First, you wont escape the smell because they will find other one's as well (even if you go through the bag and try to ditch the genuine one's) Second, you'll fuel the fire, if they have such luck finding all sorts of rare shells on this trip, you'll never be able to escape the charade (Think now of mom's tapes "if you tell one lie, it leads to another...") because they'll get even more excited about shell hunting and you'll always want to avoid the smelly shells. Another thing to consider is that since your blog isn't private (and even maybe if it was) all of your posts are being saved in archives (archive.org) that somewhere down the line the kids will find and read, even if your blog is long gone. So they will eventually have that "Santa Claus" moment, (which they might just laugh about) So I looked up some ways to get rid of smells (http://goflorida.about.com/od/beaches/a/shells_cleaning.htm) and my favorite idea is this. pick the shells you want to keep, put them in your hotel microwave on the last morning you are at the hotel, and then the hotel room will "smell of the sea" which should be a perk to future travlers. (Just don't ever ask for that room again.) Or, bring lots and lots of ziploc bags or mail them back home and if some break, oh well.
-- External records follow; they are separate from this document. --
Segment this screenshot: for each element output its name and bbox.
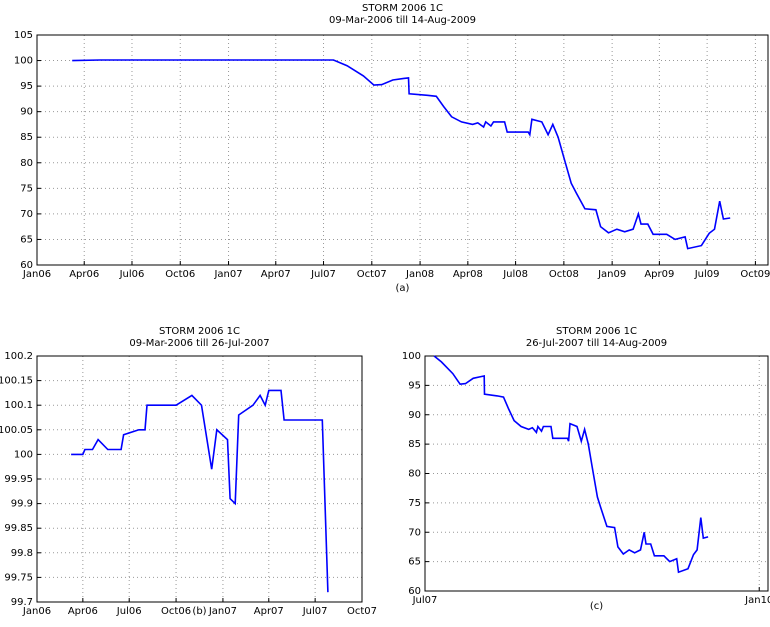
x-tick-label: Jan08	[405, 269, 434, 280]
x-tick-label: Apr07	[254, 606, 284, 617]
x-tick-label: Jul08	[502, 269, 528, 280]
y-tick-label: 100.2	[4, 351, 33, 362]
plot-frame	[36, 34, 769, 266]
plot-frame	[36, 355, 363, 603]
plot-frame	[424, 355, 769, 592]
x-axis-label: (b)	[192, 606, 206, 617]
y-tick-label: 75	[408, 498, 421, 509]
y-tick-label: 75	[20, 183, 33, 194]
y-tick-label: 90	[20, 107, 33, 118]
data-line	[72, 59, 731, 250]
x-tick-label: Oct06	[165, 269, 195, 280]
y-tick-label: 100.15	[0, 376, 33, 387]
chart-title: STORM 2006 1C	[362, 3, 443, 14]
x-axis-label: (c)	[590, 601, 603, 612]
y-tick-label: 85	[20, 132, 33, 143]
y-tick-label: 100.1	[4, 400, 33, 411]
x-tick-label: Oct08	[549, 269, 579, 280]
x-tick-label: Jul07	[412, 595, 438, 606]
y-tick-label: 99.8	[11, 548, 33, 559]
x-tick-label: Oct07	[347, 606, 377, 617]
x-tick-label: Jan06	[22, 269, 51, 280]
y-tick-label: 100.05	[0, 425, 33, 436]
y-tick-label: 95	[20, 81, 33, 92]
y-tick-label: 70	[408, 527, 421, 538]
chart-subtitle: 09-Mar-2006 till 14-Aug-2009	[329, 15, 476, 26]
x-tick-label: Jul07	[302, 606, 328, 617]
y-tick-label: 100	[14, 56, 33, 67]
y-tick-label: 99.9	[11, 499, 33, 510]
x-tick-label: Jul09	[694, 269, 720, 280]
y-tick-label: 60	[408, 586, 421, 597]
y-tick-label: 65	[20, 234, 33, 245]
x-tick-label: Oct06	[161, 606, 191, 617]
x-tick-label: Apr07	[261, 269, 291, 280]
y-tick-label: 80	[20, 158, 33, 169]
y-tick-label: 100	[402, 351, 421, 362]
x-tick-label: Jan06	[22, 606, 51, 617]
y-tick-label: 95	[408, 380, 421, 391]
y-tick-label: 85	[408, 439, 421, 450]
x-tick-label: Jan09	[597, 269, 626, 280]
chart-title: STORM 2006 1C	[159, 326, 240, 337]
y-tick-label: 105	[14, 30, 33, 41]
data-line	[433, 355, 709, 574]
x-tick-label: Jul07	[310, 269, 336, 280]
data-line	[71, 389, 329, 593]
y-tick-label: 99.95	[4, 474, 33, 485]
chart-subtitle: 26-Jul-2007 till 14-Aug-2009	[526, 338, 667, 349]
x-tick-label: Jul06	[116, 606, 142, 617]
x-tick-label: Apr06	[68, 606, 98, 617]
y-tick-label: 90	[408, 410, 421, 421]
y-tick-label: 60	[20, 260, 33, 271]
chart-subtitle: 09-Mar-2006 till 26-Jul-2007	[129, 338, 269, 349]
x-tick-label: Oct09	[740, 269, 770, 280]
y-tick-label: 80	[408, 469, 421, 480]
x-axis-label: (a)	[396, 283, 410, 294]
x-tick-label: Apr06	[69, 269, 99, 280]
x-tick-label: Apr08	[453, 269, 483, 280]
x-tick-label: Jan07	[213, 269, 242, 280]
y-tick-label: 99.75	[4, 572, 33, 583]
y-tick-label: 65	[408, 557, 421, 568]
y-tick-label: 100	[14, 449, 33, 460]
x-tick-label: Apr09	[644, 269, 674, 280]
x-tick-label: Jan10	[744, 595, 770, 606]
y-tick-label: 70	[20, 209, 33, 220]
chart-title: STORM 2006 1C	[556, 326, 637, 337]
y-tick-label: 99.85	[4, 523, 33, 534]
x-tick-label: Oct07	[357, 269, 387, 280]
y-tick-label: 99.7	[11, 597, 33, 608]
x-tick-label: Jul06	[119, 269, 145, 280]
x-tick-label: Jan07	[208, 606, 237, 617]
Hahaha! Ammon you nut. Okay, so I'll probably not do it. Cross off one thing on my to do list.
I think you should bring a few "items" just in case there aren't any good ones on the beach. We found some amazing ones when I was in California as a kid but those are becoming fewer and farther between because so many people collect them to sell them. Have a few ready to be "prize whoppers" just in case none can be found...then don't tell them until they are older...much much older...LOL : )
Don't do it! I read Tori Spellings autobiography her mom did this exact thing for her!
Oh Shellie! Now I feel like a horrible mom for even considering it! hahaha.